Known from childhood as Taysen, he was born September 13, 1950, in Boston, the second of five children of Barbara Cox Van Itallie and Dr. Theodore B. Van Itallie. He grew up in New Jersey, first in Franklin Lakes and later in Englewood, and spent idyllic summers on Long Island Sound in Fenwick, Connecticut. He graduated from Choate in 1968, then studied for a year at the American University of Beirut in Lebanon. He earned his B.A. cum laude from Harvard in 1973 and his J.D. in 1977 from Columbia, where he was a Kent Scholar.   

He met his wife, Jane Scott, when both were lawyers at Patterson Belknap; they married in 1988 and raised two children, the joy of Taysen’s life. He maintained strong bonds with his four sisters and their families, spending part of every summer under the same roof with them in Fenwick. He enjoyed warm relationships with his wife’s family and was a valued friend and counselor to all his nieces and nephews.

A graceful skier, a dedicated golfer, and an avid cyclist, he took pleasure in introducing his children to his favorite sports. He learned boating at a young age and felt at home on the water. In later years he took up fly-fishing. When these activities were precluded by his illness, he continued to enjoy reading, especially history; he was halfway through a biography of Lenin when he died.

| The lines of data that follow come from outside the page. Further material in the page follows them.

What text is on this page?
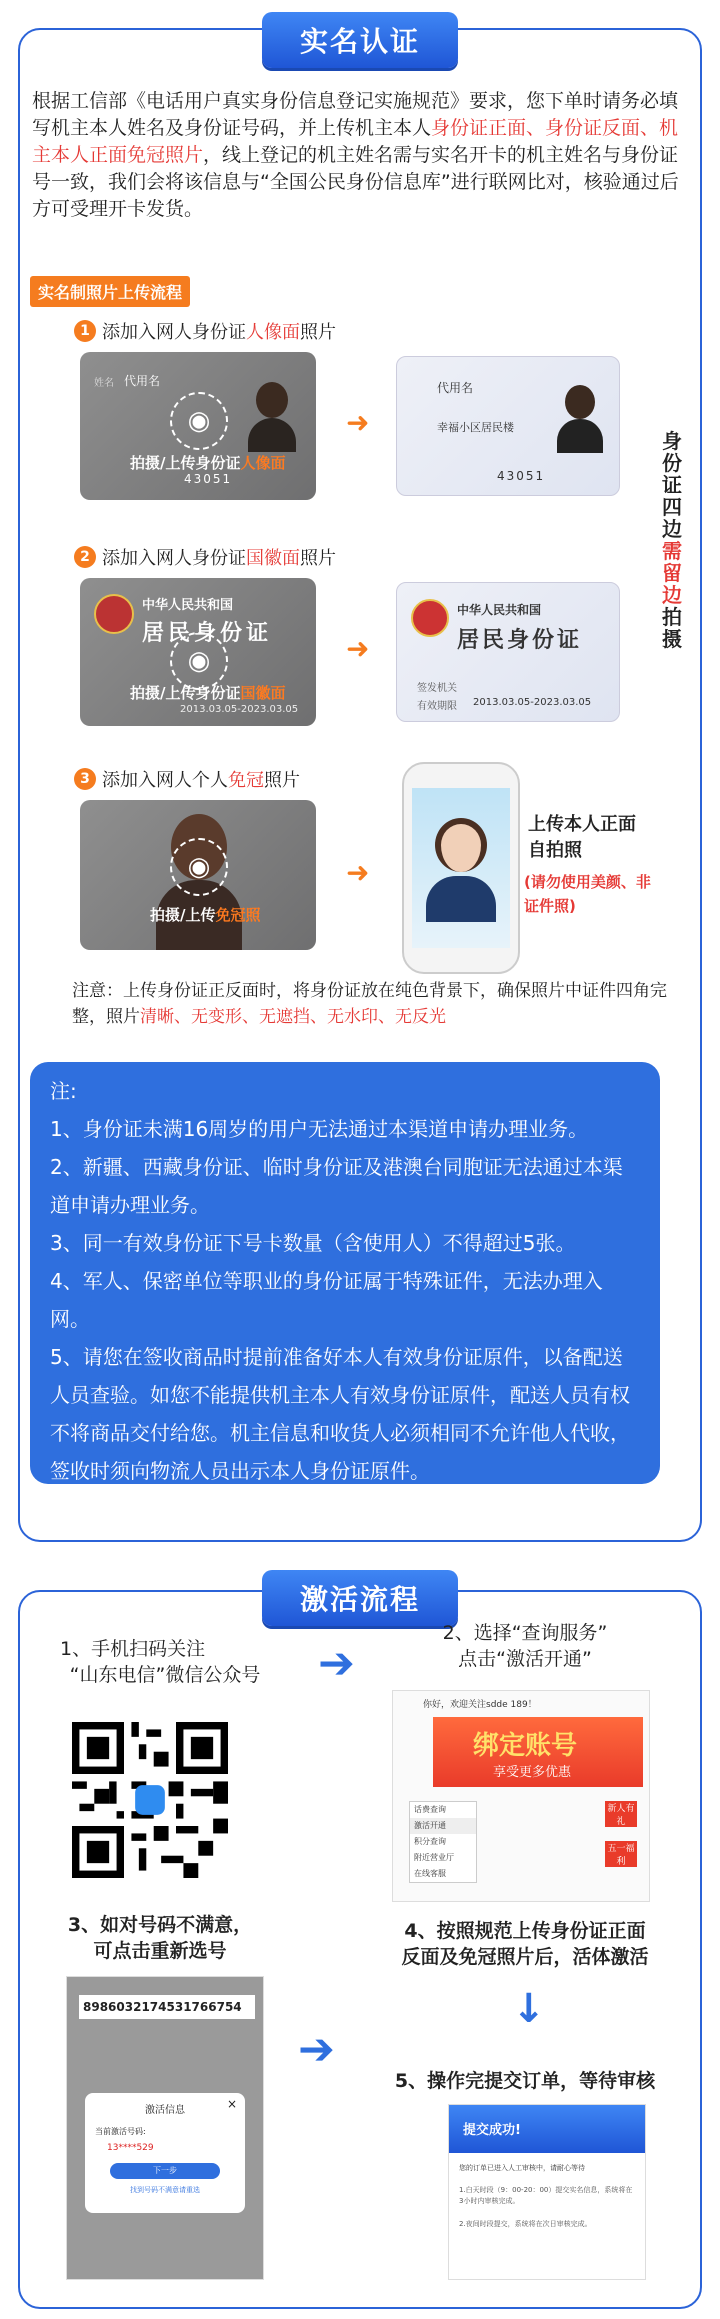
实名认证
根据工信部《电话用户真实身份信息登记实施规范》要求，您下单时请务必填写机主本人姓名及身份证号码，并上传机主本人身份证正面、身份证反面、机主本人正面免冠照片，线上登记的机主姓名需与实名开卡的机主姓名与身份证号一致，我们会将该信息与“全国公民身份信息库”进行联网比对，核验通过后方可受理开卡发货。
实名制照片上传流程
1 添加入网人身份证 人像面 照片
姓名 代用名
43051
◉
拍摄/上传身份证人像面
➜
代用名
幸福小区居民楼
43051
2 添加入网人身份证 国徽面 照片
中华人民共和国
居民身份证
2013.03.05-2023.03.05
◉
拍摄/上传身份证国徽面
➜
中华人民共和国
居民身份证
签发机关
有效期限 2013.03.05-2023.03.05
身份证四边需留边拍摄
3 添加入网人个人 免冠 照片
◉
拍摄/上传免冠照
➜
上传本人正面自拍照
(请勿使用美颜、非证件照)
注意：上传身份证正反面时，将身份证放在纯色背景下，确保照片中证件四角完整，照片清晰、无变形、无遮挡、无水印、无反光

注:

1、身份证未满16周岁的用户无法通过本渠道申请办理业务。

2、新疆、西藏身份证、临时身份证及港澳台同胞证无法通过本渠道申请办理业务。

3、同一有效身份证下号卡数量（含使用人）不得超过5张。

4、军人、保密单位等职业的身份证属于特殊证件，无法办理入网。

5、请您在签收商品时提前准备好本人有效身份证原件，以备配送人员查验。如您不能提供机主本人有效身份证原件，配送人员有权不将商品交付给您。机主信息和收货人必须相同不允许他人代收，签收时须向物流人员出示本人身份证原件。

激活流程
1、手机扫码关注
“山东电信”微信公众号	➔
2、选择“查询服务”
点击“激活开通”
你好，欢迎关注sdde 189！
绑定账号
享受更多优惠
话费查询
激活开通
积分查询
附近营业厅
在线客服
新人有礼
五一福利
3、如对号码不满意，
可点击重新选号
4、按照规范上传身份证正面
反面及免冠照片后，活体激活
8986032174531766754
激活信息	×
当前激活号码:
13****529
下一步
找到号码不满意请重选
➔
↓
5、操作完提交订单，等待审核
提交成功!
您的订单已进入人工审核中，请耐心等待
1.白天时段（9：00-20：00）提交实名信息，系统将在3小时内审核完成。
2.夜间时段提交，系统将在次日审核完成。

He was also a talented photographer. He leaves behind a rich archive documenting the adventures of his youth — his year in Beirut, summers volunteering in a remote village in Quebec, a trip through Iran and Afghanistan in 1977 — and the growth of his beloved children. 

Taysen is survived by his loving wife Jane; by his daughter Elizabeth Van Itallie and son Michael Van Itallie of Brooklyn, NY; by his sisters Lucy Borge (Robert Lombardo) of Quogue, NY; Tina Van Itallie (James Anderson) of Guilford, CT; Elizabeth Van Itallie (Glenn Morrow) of New York, NY; and Katharine Van Itallie (Lars Klove) of Peterborough, NH; by his nieces Caroline Keenan (Richard) of Ridgefield, CT; Emily Anderson (Jake Sandmann) of Guilford, CT; and Gina Morrow of Brooklyn, NY; and nephew Jackson Morrow of San Francisco, CA; and by his grandnieces and nephews Zoe and Teddy Keenan and Hugo and Margot Sandmann; along with dear cousins from Maine to Arizona.

A memorial service will be held on Tuesday, October 19, 2021, at 1 p.m. at Trinity Church in Princeton. It will be live-streamed for those who cannot attend; a link will be available on the Church website the day of the service.

Donations in Taysen’s memory may be made to Housing Initiatives of Princeton and Send Hunger Packing Princeton, two charities he admired.